Das Landgericht Limburg wies die Beschwerde zurück und fügt dem bunten Reigen an Entscheidungen zu dieser Problematik ein neues Argument hinzu. Nach Auffassung des Landgerichts sei ein Bereitschaftsrichter nämlich nicht verpflichtet, eine Anordnung ohne schriftliche Akte zu treffen.

Der Direktor des Amtsgerichts in Limburg erklärte auf Anfrage dem Landgericht Limburg, dass in der Nachtzeit richterlicher Eildienst nicht eingerichtet sei. Entscheidungen würden ohnehin nicht auf telefonischer oder mündlicher Grundlage getroffen. Gefordert sei die Vorlage einer Akte, aus der sich ein Antrag der Staatsanwaltschaft ergebe. Richterliche Entscheidungen ergingen grundsätzlich nur schriftlich. Grund hierfür sei die Nachvollziehbarkeit der Entscheidungsgrundlage, auf der grundrechtsrelevante Eingriffe ggf. angeordnet würden. Hinzu komme, dass Inhalt und Reichweite einer Entscheidung bei fernmündlicher Bekanntgabe missverstanden werden könne.

Aus den Gründen:

(…)nach § 81a Abs. 2 StPO (obliegt) die Zuständigkeit für die Anordnung des körperlichen Eingriffs primär dem Richter. Nur ausnahmsweise kann ein solcher Eingriff durch die Staatsanwaltschaft oder durch ihre Ermittlungspersonen (§ 152 GVG) „bei Gefährdung des Untersuchungserfolges durch Verzögerung“ angeordnet werden. Richterliche Eilanordnungen sind nach Wortlaut und Systematik des § 81a Abs. 2 StPO die Regel und die nichtrichterlichen die Ausnahme. Vor allem wegen der grundrechtssichernden Schutzfunktion des Richtervorbehalts ist „Gefahr im Verzug“ eng auszulegen (vgl. BVerfG, Urteil vom 20.02.2001, 2 BvR 1444/00 – iuris – Rn. 40), weshalb die Pflicht, einen Entnahmebeschluss zu beantragen, den Spielraum der Ermittlungsbeamten begrenzt, das Ermittlungsverfahren nach praktischen Erwägungen zu gestalten.

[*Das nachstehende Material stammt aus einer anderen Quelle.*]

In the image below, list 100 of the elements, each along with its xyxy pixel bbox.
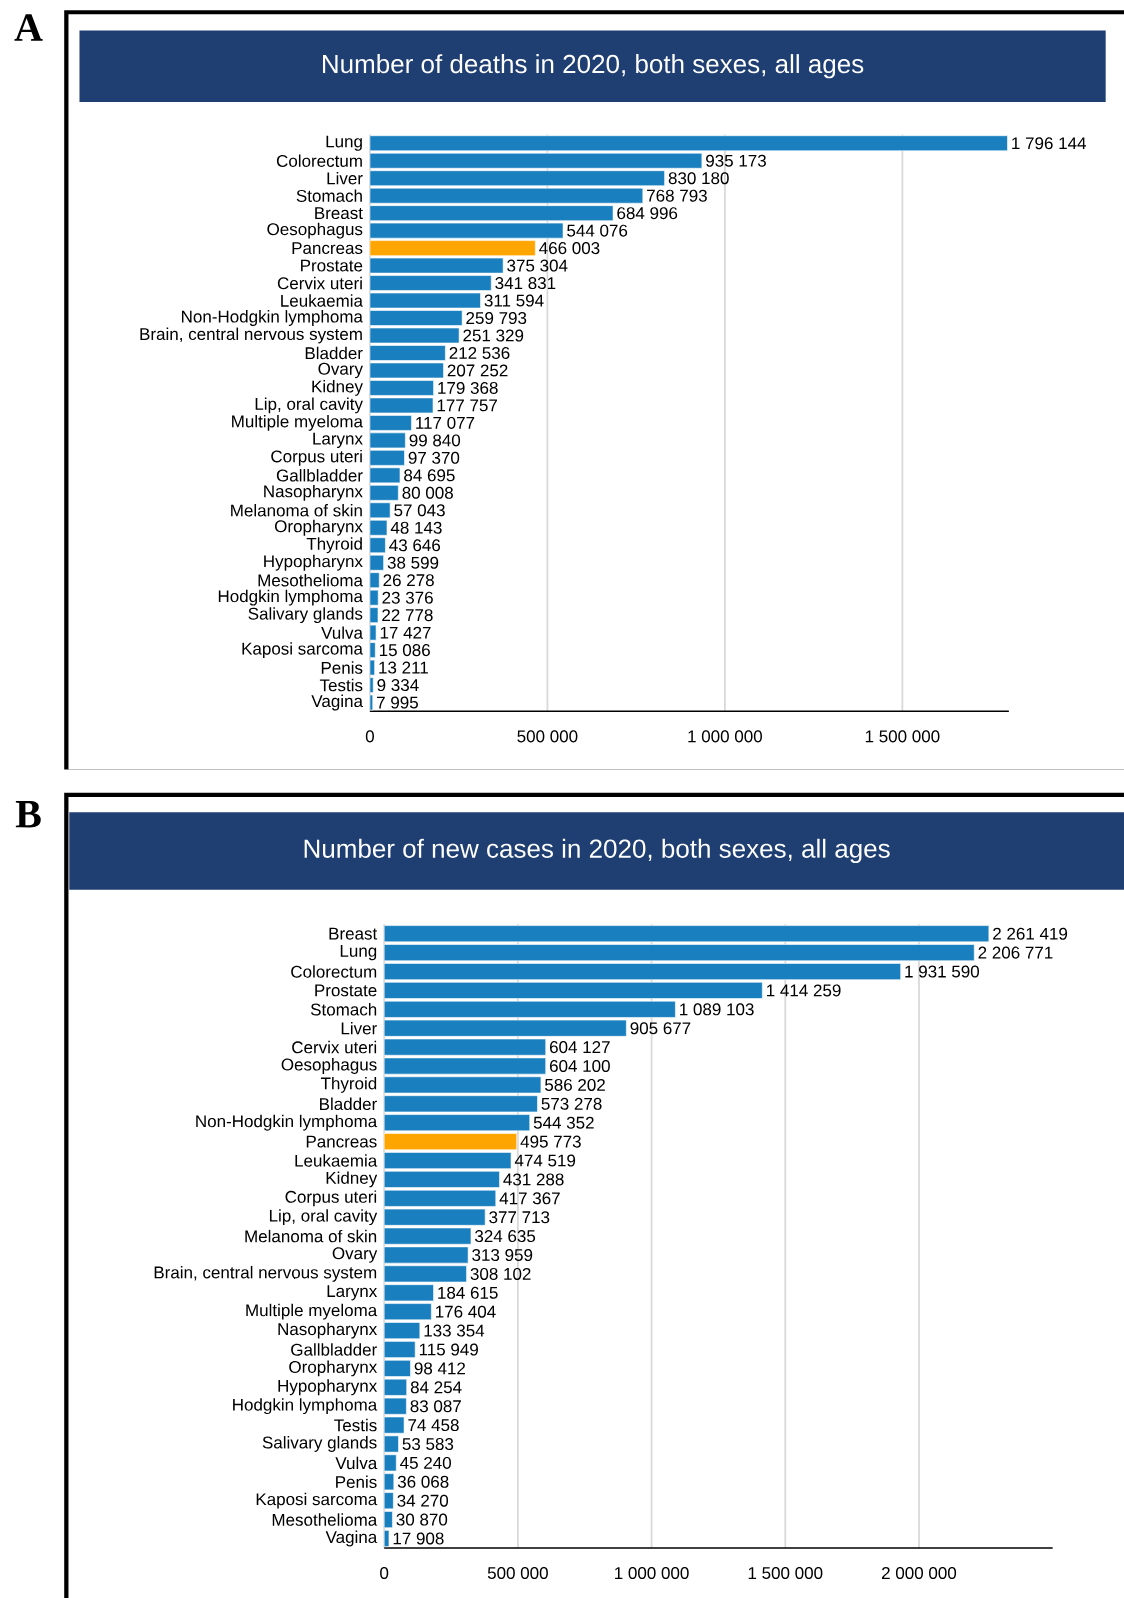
y-tick-label: Vagina — [311, 694, 363, 711]
bar — [383, 982, 763, 999]
text: B — [15, 801, 41, 828]
data-label: 604 100 — [549, 1060, 610, 1073]
x-tick-label: 1 500 000 — [748, 1567, 823, 1580]
data-label: 1 931 590 — [905, 965, 980, 978]
y-tick-label: Nasopharynx — [264, 484, 363, 501]
y-tick-label: Gallbladder — [276, 469, 363, 482]
data-label: 184 615 — [438, 1286, 498, 1299]
y-tick-label: Hypopharynx — [264, 554, 363, 571]
text: A — [14, 14, 43, 41]
y-tick-label: Liver — [341, 1021, 377, 1035]
data-label: 212 536 — [449, 346, 510, 359]
y-tick-label: Vulva — [321, 626, 363, 639]
data-label: 2 206 771 — [978, 946, 1053, 959]
data-label: 377 713 — [489, 1211, 550, 1224]
data-label: 9 334 — [377, 679, 419, 692]
y-tick-label: Melanoma of skin — [245, 1229, 377, 1243]
data-label: 17 908 — [393, 1532, 444, 1545]
y-tick-label: Kaposi sarcoma — [242, 642, 363, 659]
y-tick-label: Mesothelioma — [258, 573, 363, 587]
data-label: 13 211 — [379, 661, 428, 674]
y-tick-label: Kidney — [312, 380, 363, 396]
y-tick-label: Thyroid — [320, 1076, 377, 1093]
y-tick-label: Hodgkin lymphoma — [218, 589, 363, 606]
data-label: 1 414 259 — [767, 984, 841, 997]
data-label: 905 677 — [630, 1022, 691, 1035]
y-tick-label: Brain, central nervous system — [154, 1265, 377, 1282]
y-tick-label: Cervix uteri — [292, 1040, 377, 1054]
data-label: 133 354 — [424, 1324, 485, 1337]
data-label: 544 076 — [567, 224, 628, 237]
x-tick-label: 1 000 000 — [615, 1567, 689, 1580]
y-tick-label: Thyroid — [306, 537, 362, 554]
y-tick-label: Lip, oral cavity — [255, 397, 363, 414]
data-label: 48 143 — [390, 521, 442, 534]
x-tick-label: 500 000 — [487, 1567, 548, 1580]
y-tick-label: Colorectum — [276, 154, 362, 167]
data-label: 57 043 — [394, 504, 445, 517]
data-label: 1 796 144 — [1012, 137, 1087, 150]
y-tick-label: Lung — [326, 135, 362, 151]
y-tick-label: Gallbladder — [291, 1343, 377, 1356]
y-tick-label: Breast — [315, 207, 363, 220]
chart-title: Number of new cases in 2020, both sexes, all ages — [304, 838, 890, 864]
data-label: 38 599 — [387, 556, 439, 569]
y-tick-label: Corpus uteri — [271, 449, 362, 466]
data-label: 117 077 — [416, 416, 475, 429]
y-tick-label: Non-Hodgkin lymphoma — [196, 1114, 378, 1131]
data-label: 544 352 — [533, 1116, 594, 1129]
y-tick-label: Hodgkin lymphoma — [233, 1398, 378, 1415]
data-label: 604 127 — [550, 1041, 610, 1054]
y-tick-label: Prostate — [301, 259, 363, 272]
y-tick-label: Multiple myeloma — [232, 414, 363, 431]
data-label: 7 995 — [377, 696, 418, 709]
data-label: 313 959 — [472, 1249, 533, 1262]
data-label: 573 278 — [541, 1097, 602, 1110]
data-label: 768 793 — [647, 189, 707, 202]
y-tick-label: Multiple myeloma — [246, 1303, 378, 1320]
y-tick-label: Prostate — [315, 984, 377, 997]
data-label: 53 583 — [402, 1438, 454, 1451]
data-label: 83 087 — [410, 1400, 461, 1413]
y-tick-label: Stomach — [296, 189, 362, 202]
y-tick-label: Bladder — [320, 1097, 377, 1111]
x-tick-label: 1 500 000 — [865, 730, 940, 743]
data-label: 830 180 — [668, 172, 729, 185]
y-tick-label: Lung — [340, 945, 377, 961]
x-tick-label: 500 000 — [517, 730, 578, 743]
y-tick-label: Penis — [336, 1475, 377, 1489]
y-tick-label: Oropharynx — [274, 519, 363, 536]
y-tick-label: Salivary glands — [248, 607, 363, 624]
chart-title: Number of deaths in 2020, both sexes, all ages — [322, 54, 864, 79]
y-tick-label: Kaposi sarcoma — [256, 1492, 378, 1509]
x-tick-label: 1 000 000 — [688, 730, 763, 743]
data-label: 308 102 — [470, 1267, 531, 1280]
data-label: 2 261 419 — [993, 927, 1068, 940]
y-tick-label: Melanoma of skin — [231, 504, 362, 517]
data-label: 36 068 — [397, 1475, 449, 1488]
bar — [369, 135, 1008, 152]
data-label: 1 089 103 — [680, 1003, 754, 1016]
y-tick-label: Breast — [329, 927, 378, 940]
y-tick-label: Penis — [321, 661, 363, 674]
data-label: 495 773 — [520, 1135, 581, 1148]
data-label: 80 008 — [402, 486, 453, 499]
data-label: 34 270 — [397, 1494, 449, 1507]
y-tick-label: Brain, central nervous system — [140, 327, 362, 344]
y-tick-label: Nasopharynx — [278, 1322, 378, 1339]
data-label: 474 519 — [514, 1154, 576, 1167]
y-tick-label: Corpus uteri — [285, 1190, 377, 1207]
y-tick-label: Vulva — [335, 1456, 378, 1470]
data-label: 99 840 — [409, 434, 461, 447]
data-label: 97 370 — [408, 451, 460, 464]
y-tick-label: Kidney — [326, 1171, 378, 1188]
data-label: 586 202 — [545, 1078, 605, 1091]
data-label: 207 252 — [447, 364, 508, 377]
data-label: 45 240 — [400, 1456, 451, 1469]
x-tick-label: 0 — [365, 730, 374, 743]
data-label: 98 412 — [414, 1362, 466, 1375]
bar — [383, 1322, 421, 1340]
data-label: 324 635 — [475, 1230, 536, 1243]
bar — [383, 1359, 411, 1377]
bar — [383, 1170, 500, 1188]
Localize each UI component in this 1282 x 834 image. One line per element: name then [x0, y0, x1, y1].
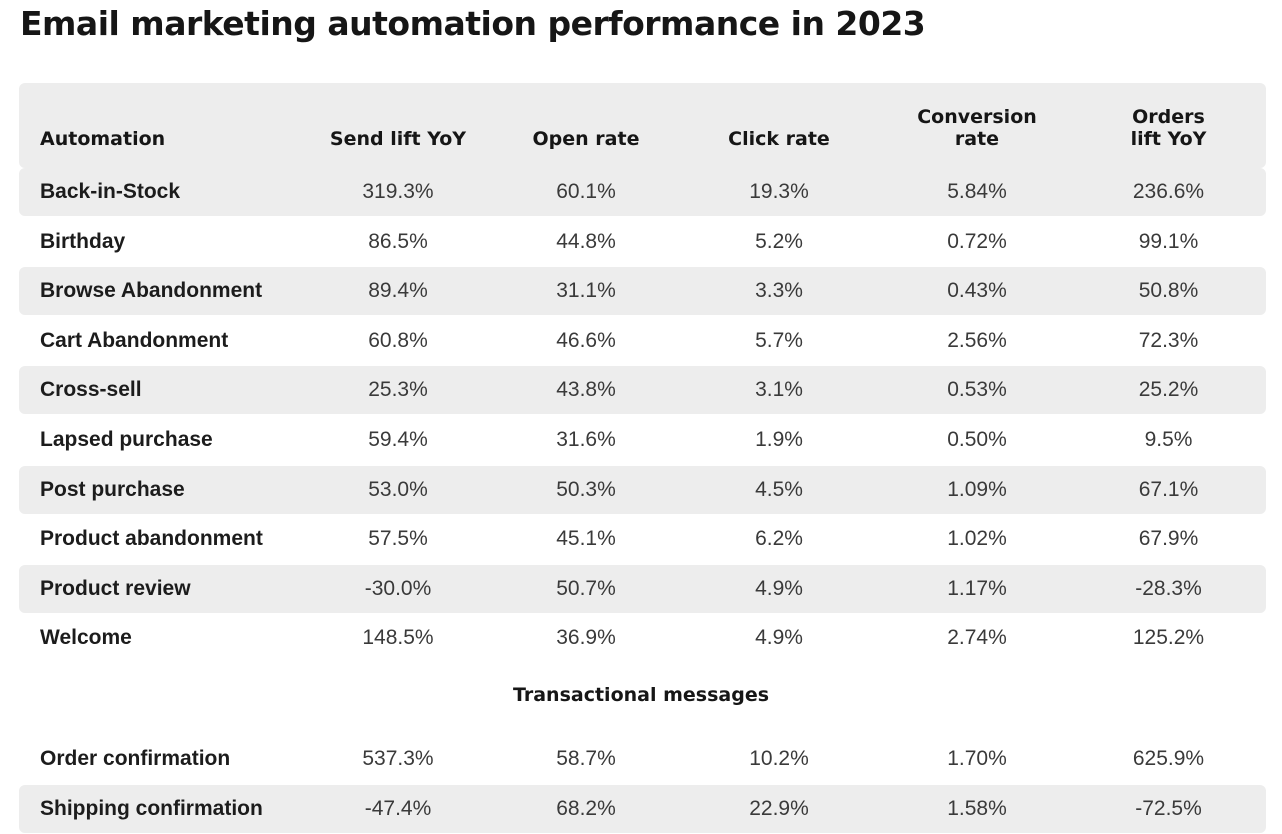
table-row: Product abandonment 57.5% 45.1% 6.2% 1.02% 67… [19, 515, 1266, 563]
orders-lift-value: 72.3% [1138, 328, 1199, 352]
orders-lift-value: 67.1% [1138, 477, 1199, 501]
table-row: Back-in-Stock 319.3% 60.1% 19.3% 5.84% 236.6% [19, 168, 1266, 216]
click-rate-value: 5.7% [755, 328, 803, 352]
open-rate-value: 45.1% [556, 527, 616, 551]
automation-name: Product abandonment [40, 527, 263, 551]
table-row: Cross-sell 25.3% 43.8% 3.1% 0.53% 25.2% [19, 366, 1266, 415]
orders-lift-value: 99.1% [1138, 229, 1199, 253]
table-row: Cart Abandonment 60.8% 46.6% 5.7% 2.56% 72.3% [19, 317, 1266, 365]
send-lift-value: 25.3% [368, 378, 428, 402]
automation-name: Lapsed purchase [40, 427, 213, 451]
open-rate-value: 43.8% [556, 378, 616, 402]
open-rate-value: 31.1% [556, 279, 616, 303]
table-row: Product review -30.0% 50.7% 4.9% 1.17% -28.3% [19, 564, 1266, 613]
conversion-rate-value: 2.74% [947, 626, 1007, 650]
table-body: Back-in-Stock 319.3% 60.1% 19.3% 5.84% 236.6%… [19, 168, 1266, 662]
header-conversion-rate: Conversion rate [917, 106, 1037, 150]
send-lift-value: 59.4% [368, 427, 428, 451]
orders-lift-value: 125.2% [1132, 626, 1205, 650]
orders-lift-value: 9.5% [1144, 427, 1193, 451]
send-lift-value: 53.0% [368, 477, 428, 501]
open-rate-value: 31.6% [556, 427, 616, 451]
send-lift-value: 148.5% [362, 626, 434, 650]
send-lift-value: -47.4% [364, 796, 432, 820]
orders-lift-value: 67.9% [1138, 527, 1199, 551]
open-rate-value: 50.3% [556, 477, 616, 501]
conversion-rate-value: 0.72% [947, 229, 1007, 253]
automation-name: Cart Abandonment [40, 328, 229, 352]
automation-name: Cross-sell [40, 378, 142, 402]
orders-lift-value: 50.8% [1138, 279, 1199, 303]
click-rate-value: 19.3% [749, 180, 809, 203]
click-rate-value: 3.1% [755, 378, 803, 402]
open-rate-value: 50.7% [556, 576, 616, 600]
automation-name: Order confirmation [40, 747, 231, 770]
automation-name: Post purchase [40, 477, 185, 501]
orders-lift-value: 625.9% [1132, 747, 1205, 770]
conversion-rate-value: 0.50% [947, 427, 1007, 451]
send-lift-value: 60.8% [368, 328, 428, 352]
transactional-section-label: Transactional messages [512, 684, 770, 706]
orders-lift-value: 236.6% [1132, 180, 1205, 203]
send-lift-value: 537.3% [362, 747, 434, 770]
click-rate-value: 22.9% [749, 796, 809, 820]
table-row: Order confirmation 537.3% 58.7% 10.2% 1.70% 6… [19, 735, 1266, 783]
click-rate-value: 1.9% [755, 427, 803, 451]
conversion-rate-value: 5.84% [947, 180, 1007, 203]
automation-name: Back-in-Stock [40, 180, 181, 203]
header-open-rate: Open rate [532, 128, 640, 150]
send-lift-value: 319.3% [362, 180, 434, 203]
open-rate-value: 44.8% [556, 229, 616, 253]
send-lift-value: -30.0% [364, 576, 432, 600]
send-lift-value: 89.4% [368, 279, 428, 303]
table-row: Post purchase 53.0% 50.3% 4.5% 1.09% 67.1% [19, 465, 1266, 514]
header-orders-lift: Orders lift YoY [1130, 106, 1207, 150]
conversion-rate-value: 0.43% [947, 279, 1007, 303]
click-rate-value: 4.9% [755, 626, 803, 650]
header-click-rate: Click rate [728, 128, 830, 150]
conversion-rate-value: 2.56% [947, 328, 1007, 352]
click-rate-value: 4.5% [755, 477, 803, 501]
open-rate-value: 46.6% [556, 328, 616, 352]
click-rate-value: 6.2% [755, 527, 803, 551]
automation-name: Browse Abandonment [40, 279, 263, 303]
click-rate-value: 3.3% [755, 279, 803, 303]
open-rate-value: 68.2% [556, 796, 616, 820]
automation-name: Shipping confirmation [40, 796, 263, 820]
conversion-rate-value: 1.58% [947, 796, 1007, 820]
orders-lift-value: 25.2% [1138, 378, 1199, 402]
send-lift-value: 57.5% [368, 527, 428, 551]
open-rate-value: 36.9% [556, 626, 616, 650]
orders-lift-value: -72.5% [1135, 796, 1202, 820]
conversion-rate-value: 1.02% [947, 527, 1007, 551]
table-row: Lapsed purchase 59.4% 31.6% 1.9% 0.50% 9.5% [19, 416, 1266, 464]
orders-lift-value: -28.3% [1135, 576, 1202, 600]
click-rate-value: 10.2% [749, 747, 809, 770]
header-send-lift: Send lift YoY [329, 128, 467, 150]
table-row: Shipping confirmation -47.4% 68.2% 22.9% 1.5… [19, 784, 1266, 833]
conversion-rate-value: 0.53% [947, 378, 1007, 402]
open-rate-value: 60.1% [556, 180, 616, 203]
click-rate-value: 5.2% [755, 229, 803, 253]
open-rate-value: 58.7% [556, 747, 616, 770]
transactional-table: Order confirmation 537.3% 58.7% 10.2% 1.70% 6… [19, 735, 1266, 834]
table-row: Browse Abandonment 89.4% 31.1% 3.3% 0.43% 50.… [19, 267, 1266, 316]
automation-name: Welcome [40, 626, 132, 650]
conversion-rate-value: 1.17% [947, 576, 1007, 600]
header-automation: Automation [40, 128, 166, 150]
table-row: Birthday 86.5% 44.8% 5.2% 0.72% 99.1% [19, 218, 1266, 266]
conversion-rate-value: 1.70% [947, 747, 1007, 770]
table-header: Automation Send lift YoY Open rate Click… [19, 83, 1266, 168]
page-title: Email marketing automation performance i… [20, 4, 926, 43]
automation-name: Birthday [40, 229, 126, 253]
table-row: Welcome 148.5% 36.9% 4.9% 2.74% 125.2% [19, 614, 1266, 662]
conversion-rate-value: 1.09% [947, 477, 1007, 501]
send-lift-value: 86.5% [368, 229, 428, 253]
automation-table: Automation Send lift YoY Open rate Click… [19, 83, 1266, 664]
automation-name: Product review [40, 576, 191, 600]
click-rate-value: 4.9% [755, 576, 803, 600]
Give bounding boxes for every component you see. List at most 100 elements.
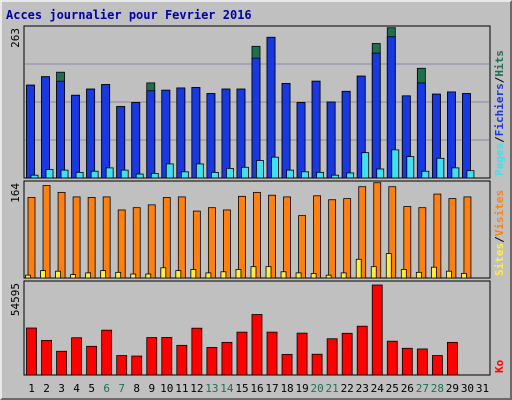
legend-separator: / <box>493 136 506 143</box>
bar-pages-day-2 <box>45 169 54 179</box>
bar-ko-day-6 <box>101 329 113 376</box>
bar-sites-day-1 <box>25 274 31 279</box>
legend-visites: Visites <box>493 190 506 236</box>
panel-2-legend: Sites/Visites <box>493 190 506 276</box>
bar-sites-day-16 <box>250 266 257 279</box>
bar-sites-day-6 <box>100 270 107 279</box>
bar-ko-day-17 <box>266 331 278 376</box>
bar-ko-day-12 <box>191 327 203 376</box>
bar-sites-day-28 <box>430 266 437 279</box>
bar-visites-day-18 <box>283 196 291 279</box>
panel-3-legend: Ko <box>493 359 506 373</box>
legend-separator: / <box>493 236 506 243</box>
bar-sites-day-17 <box>265 266 272 279</box>
bar-visites-day-25 <box>388 186 397 279</box>
bar-ko-day-4 <box>71 337 82 376</box>
bar-fichiers-day-26 <box>401 95 411 179</box>
bar-ko-day-15 <box>236 331 248 376</box>
x-label-day-14: 14 <box>220 382 234 395</box>
bar-visites-day-15 <box>238 195 246 279</box>
bar-fichiers-day-11 <box>176 87 186 179</box>
x-label-day-24: 24 <box>371 382 385 395</box>
bar-visites-day-9 <box>147 204 156 279</box>
legend-sites: Sites <box>493 243 506 276</box>
bar-visites-day-22 <box>343 198 352 279</box>
bar-fichiers-day-25 <box>386 36 396 179</box>
bar-ko-day-23 <box>356 325 368 376</box>
panel-2: 164 Sites/Visites <box>9 180 506 279</box>
bar-ko-day-29 <box>447 341 458 376</box>
bar-pages-day-6 <box>105 167 114 179</box>
bar-ko-day-28 <box>431 355 443 376</box>
bar-fichiers-day-20 <box>311 80 321 179</box>
bar-visites-day-20 <box>313 195 322 279</box>
x-label-day-28: 28 <box>431 382 444 395</box>
bar-pages-day-27 <box>421 170 430 179</box>
bar-visites-day-24 <box>373 182 382 279</box>
bar-visites-day-12 <box>192 210 201 279</box>
bar-pages-day-22 <box>346 172 355 179</box>
bar-pages-day-14 <box>226 168 234 179</box>
bar-visites-day-30 <box>463 196 472 279</box>
series-ko <box>26 284 458 376</box>
bar-sites-day-8 <box>130 273 137 279</box>
bar-visites-day-13 <box>207 207 216 279</box>
bar-fichiers-day-19 <box>296 102 306 179</box>
x-label-day-3: 3 <box>58 382 65 395</box>
bar-ko-day-19 <box>296 332 308 376</box>
bar-pages-day-10 <box>165 163 174 179</box>
x-label-day-16: 16 <box>250 382 263 395</box>
bar-ko-day-22 <box>341 332 353 376</box>
bar-fichiers-day-27 <box>416 82 426 179</box>
bar-pages-day-1 <box>30 174 39 179</box>
bar-sites-day-4 <box>70 274 76 279</box>
x-label-day-29: 29 <box>446 382 459 395</box>
x-axis-labels: 1 2 3 4 5 6 7 8 9 10 11 12 13 14 15 16 17 18 19 20 21 22 23 24 2… <box>28 382 489 395</box>
bar-visites-day-26 <box>403 206 412 279</box>
bar-ko-day-21 <box>326 338 338 376</box>
bar-pages-day-21 <box>331 174 340 179</box>
legend-text: Pages/Fichiers/Hits <box>493 50 506 176</box>
x-label-day-1: 1 <box>28 382 35 395</box>
bar-pages-day-13 <box>210 171 219 179</box>
bar-ko-day-24 <box>371 284 383 376</box>
bar-sites-day-29 <box>446 270 452 279</box>
x-label-day-8: 8 <box>133 382 140 395</box>
bar-ko-day-9 <box>146 337 158 376</box>
legend-text: Sites/Visites <box>493 190 506 276</box>
bar-fichiers-day-13 <box>206 93 216 179</box>
bar-pages-day-24 <box>376 168 385 179</box>
y-max-label: 54595 <box>9 283 22 316</box>
bar-visites-day-28 <box>433 193 442 279</box>
bar-ko-day-3 <box>56 350 67 376</box>
bar-visites-day-1 <box>27 197 36 279</box>
bar-ko-day-26 <box>401 347 413 376</box>
bar-pages-day-7 <box>120 169 129 179</box>
bar-visites-day-16 <box>253 191 261 279</box>
bar-ko-day-18 <box>281 353 293 376</box>
bar-fichiers-day-29 <box>447 91 456 179</box>
bar-ko-day-8 <box>131 355 143 376</box>
x-label-day-2: 2 <box>43 382 50 395</box>
bar-sites-day-12 <box>190 269 197 279</box>
bar-pages-day-9 <box>150 173 159 179</box>
bar-fichiers-day-3 <box>56 80 65 179</box>
bar-ko-day-7 <box>116 355 128 376</box>
bar-visites-day-4 <box>72 196 81 279</box>
bar-sites-day-5 <box>85 272 92 279</box>
bar-sites-day-26 <box>400 269 407 279</box>
series-fichiers <box>26 36 471 179</box>
bar-fichiers-day-9 <box>146 90 156 179</box>
legend-pages: Pages <box>493 143 506 176</box>
x-label-day-20: 20 <box>311 382 324 395</box>
x-label-day-22: 22 <box>341 382 354 395</box>
bar-pages-day-15 <box>241 166 249 179</box>
bar-fichiers-day-17 <box>266 36 276 179</box>
bar-ko-day-27 <box>416 348 428 376</box>
bar-fichiers-day-18 <box>281 83 291 179</box>
series-pages <box>30 149 475 179</box>
bar-visites-day-21 <box>328 199 337 279</box>
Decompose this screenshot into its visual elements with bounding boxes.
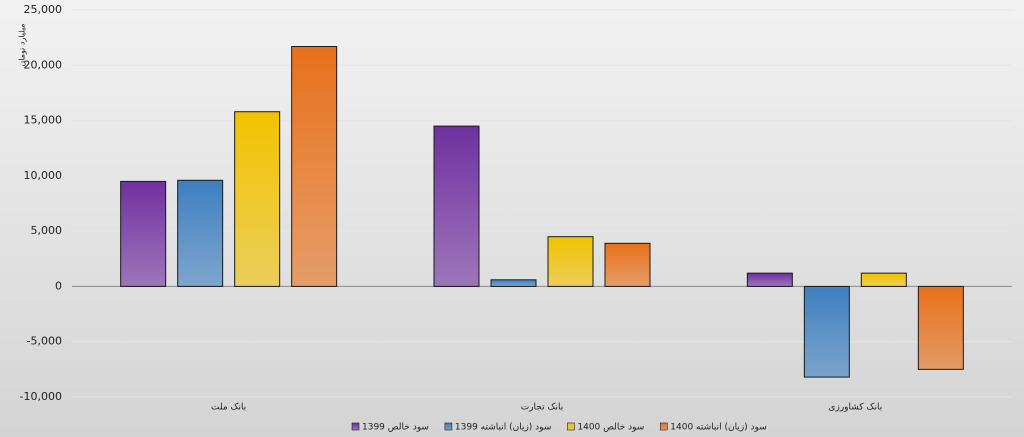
legend-label: سود (زیان) انباشته 1399 [455, 423, 551, 433]
legend-label: سود (زیان) انباشته 1400 [670, 423, 766, 433]
bar [547, 236, 594, 287]
y-tick-label: -5,000 [27, 335, 62, 348]
bar [746, 272, 793, 287]
legend-swatch [351, 422, 360, 431]
bar [803, 285, 850, 378]
y-axis-label: میلیارد تومان [18, 23, 27, 66]
x-tick-label: بانک کشاورزی [828, 403, 882, 413]
bar [291, 45, 338, 287]
legend-label: سود خالص 1399 [362, 423, 429, 433]
bar [860, 272, 907, 287]
legend-swatch [659, 422, 668, 431]
y-tick-label: 5,000 [31, 224, 63, 237]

Nur in Ausnahmefällen, wenn schon die zeitliche Verzögerung wegen eines solchen Versuchs den Erfolg der Maßnahme gefährden würde, dürfen die Strafverfolgungsbehörden selbst die Anordnung treffen, ohne sich zuvor um eine richterliche Entscheidung bemüht zu haben (vgl. BVerfG, Urteil vom 20.02.2001, 2 BvR 1444/00 – iuris – Rn. 48). Eine generalisierende Betrachtung unter Hinweis auf die Gefährdung des Untersuchungserfolges in Hinblick auf den körpereigenen Alkoholabbau wird von der obergerichtlichen Rechtsprechung nicht anerkannt (vgl. OLG Bamberg, Beschl.v. 19.3.2009 – 2 Ss 15/09 – iuris; OLG Köln ZfS 2009, 48/49; OLG Hamm NJW 2009, 242/243; OLG Thüringen, Beschl.v. 25.11.2008 – 1 Ss 230/08 -iuris; OLG Hamburg NJW 2008, 2597/2598; anders mit gewichtigen Gründen LG Hamburg, Beschl.v. 12.11.2007, Blutalkohol 2008, 77). Die Annahme einer Gefährdung des Untersuchungserfolges muss auf Tatsachen gestützt werden, die auf den Einzelfall bezogen und in den Ermittlungsakten zu dokumentieren sind, sofern die Dringlichkeit nicht evident ist (vgl. BVerG, Urteil vom 20.02.2001, 2 BvR 1444/00 – iuris – Rn. 62, OLG Bamberg aaO). Ein solcher Ausnahmefall ist vorliegend gegeben. Angesichts der nächtlichen Tatzeit, des Ergebnisses des Atemalkoholtests, welches im Grenzbereich zur Ordnungswidrigkeit lag, und der Ausgestaltung des amtsgerichtlichen Eildienstes drängte sich die Gefährdung des Untersuchungserfolges für die Polizeibeamten geradezu auf und bedurfte angesichts der Offenkundigkeit keiner Dokumentation.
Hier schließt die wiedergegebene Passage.